Der Staatsanwalt ließ durch den Gerichtsdiener mehr pro Forma versiegelte Kisten öffnen, die wohl Schriftstücke und Geräte enthielten als Beweismittel. Gestanden hatten sie wie gesagt eh schon, das soll Beschuldigten öfter mal in taiwanesischen Wachen so gehen. Der Prozess erinnerte dann auch ein bisschen an eine Gerichtsverhandlung aus "Cardassia" bei Star Trek, sie wissen schon, wo eh alles schon vorher fest steht. Der Verteidiger schwieg fast immer, nur ein einziges Mal sagte er etwas im Verfahren, um dem näselnden Angeklagten in Weiß sanft das Wort abzuschneiden, als er sich in einen fast weinerlichen Singsang hinein gesteigert hatte. Meine Frau übersetze mir mit "Bitte geben Sie mir noch eine Chance...". Die Richterin, eine Frau um die 40 mit majestätisch wirkender Lockenfrisur (so weit oben glänzen die Haare im Licht der Lampe) schmetterte ihm eine wütende Entgegnung entgegen, die laut meiner Frau lautete "Und welche Chance haben die alten Leute? Und wenn jetzt die Polizei irgendwo anruft dann glauben die Bürger wegen solcher Leute wie Sie es sei ein Betrugsanruf und legen auf!). Lange schimpfte die Richterin, ihre Augen blitzten und ich, als mit einer Taiwanesin in der selben Altersgruppe Verheirateter, wurde automatisch ganz klein auf meinem Sitz.
Die ältere Dame um die 80 und meine Schwiegermama (um die 70) wurden vernommen, leider hatte Schwiegermutter nicht viel zu sagen und konnte sich an fast nichts erinnern. Alte Leute werden leicht zu unfreiwilligen Komplizen ihrer Täter. Sie redete von einer Quittung, die die Täter ihr gegeben haben, die sie aber nicht dabei hätte. Also wurde sie abkommandiert mit dem Taxi schnell nach Hause zu fahren und das Papier zu suchen. Meine Frau konferierte kurz mit der Richterin, von hinten von der Zuschauerbank und ich wurde von Frau abgestellt, Schwiegermama zu begleiten. Da fragte die Richterin, wer jetzt der Ausländer da ist und wieso er der Zeugin folgt, aber da wurde ich auch noch schnell vorgestellt. Im Entengang schritten Schwiegermutter und ich unter den Augen von Gangstern und Gericht zur Türe und ich konnte mir einen kleinen hochgerechten Daumen in Richtung Richtertribüne nicht verkneifen. Man ist dem Ausländerruf hier ja was schuldig.
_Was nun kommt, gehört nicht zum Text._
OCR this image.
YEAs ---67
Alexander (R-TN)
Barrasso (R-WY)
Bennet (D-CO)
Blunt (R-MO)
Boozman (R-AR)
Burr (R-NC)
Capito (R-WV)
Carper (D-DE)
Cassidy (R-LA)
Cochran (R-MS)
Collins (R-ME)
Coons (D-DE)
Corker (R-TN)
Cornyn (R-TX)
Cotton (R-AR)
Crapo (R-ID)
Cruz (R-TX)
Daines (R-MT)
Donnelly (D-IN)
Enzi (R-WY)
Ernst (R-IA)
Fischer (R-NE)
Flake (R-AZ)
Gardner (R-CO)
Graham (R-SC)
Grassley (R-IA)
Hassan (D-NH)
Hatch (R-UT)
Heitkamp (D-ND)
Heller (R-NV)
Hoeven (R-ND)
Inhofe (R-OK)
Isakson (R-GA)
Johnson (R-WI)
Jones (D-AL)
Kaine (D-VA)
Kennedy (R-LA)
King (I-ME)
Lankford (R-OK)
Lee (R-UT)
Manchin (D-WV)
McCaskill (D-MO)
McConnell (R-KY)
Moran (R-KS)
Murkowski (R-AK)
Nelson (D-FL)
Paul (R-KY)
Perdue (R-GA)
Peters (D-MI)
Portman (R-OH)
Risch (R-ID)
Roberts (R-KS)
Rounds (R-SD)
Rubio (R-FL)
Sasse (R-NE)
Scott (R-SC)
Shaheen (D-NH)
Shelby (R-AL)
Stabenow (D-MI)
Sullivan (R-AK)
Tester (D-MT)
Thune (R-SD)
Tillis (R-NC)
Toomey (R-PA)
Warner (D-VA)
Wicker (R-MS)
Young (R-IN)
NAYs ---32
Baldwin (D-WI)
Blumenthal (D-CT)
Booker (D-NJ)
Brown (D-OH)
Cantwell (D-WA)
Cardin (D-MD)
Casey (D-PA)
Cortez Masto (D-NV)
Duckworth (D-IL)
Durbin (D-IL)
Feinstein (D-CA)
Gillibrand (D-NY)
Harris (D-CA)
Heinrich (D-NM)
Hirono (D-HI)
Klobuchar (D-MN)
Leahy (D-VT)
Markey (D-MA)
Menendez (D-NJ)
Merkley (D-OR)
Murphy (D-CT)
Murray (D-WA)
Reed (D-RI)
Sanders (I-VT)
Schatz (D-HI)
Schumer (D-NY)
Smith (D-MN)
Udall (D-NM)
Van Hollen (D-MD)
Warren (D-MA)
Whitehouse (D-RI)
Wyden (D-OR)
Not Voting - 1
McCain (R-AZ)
Das Papier fand sich nicht, aber das Verfahren nahm nach Ankunft von Ausländer und Schwiegermutter seinen Fortgang, der Verteidiger hielt ein kurzes Plädoyer, der Staatsanwalt entweder ein super kurzes oder gar keins, dann sprach die Richterin die ganze Truppe schuldig (sofern das noch nötig war) und gab den Angeklagten Zeit, bis zum 31. Januar Geld an meine Schwiegermutter zu überweisen, dann würde das Urteil milder ausfallen, sonst höher.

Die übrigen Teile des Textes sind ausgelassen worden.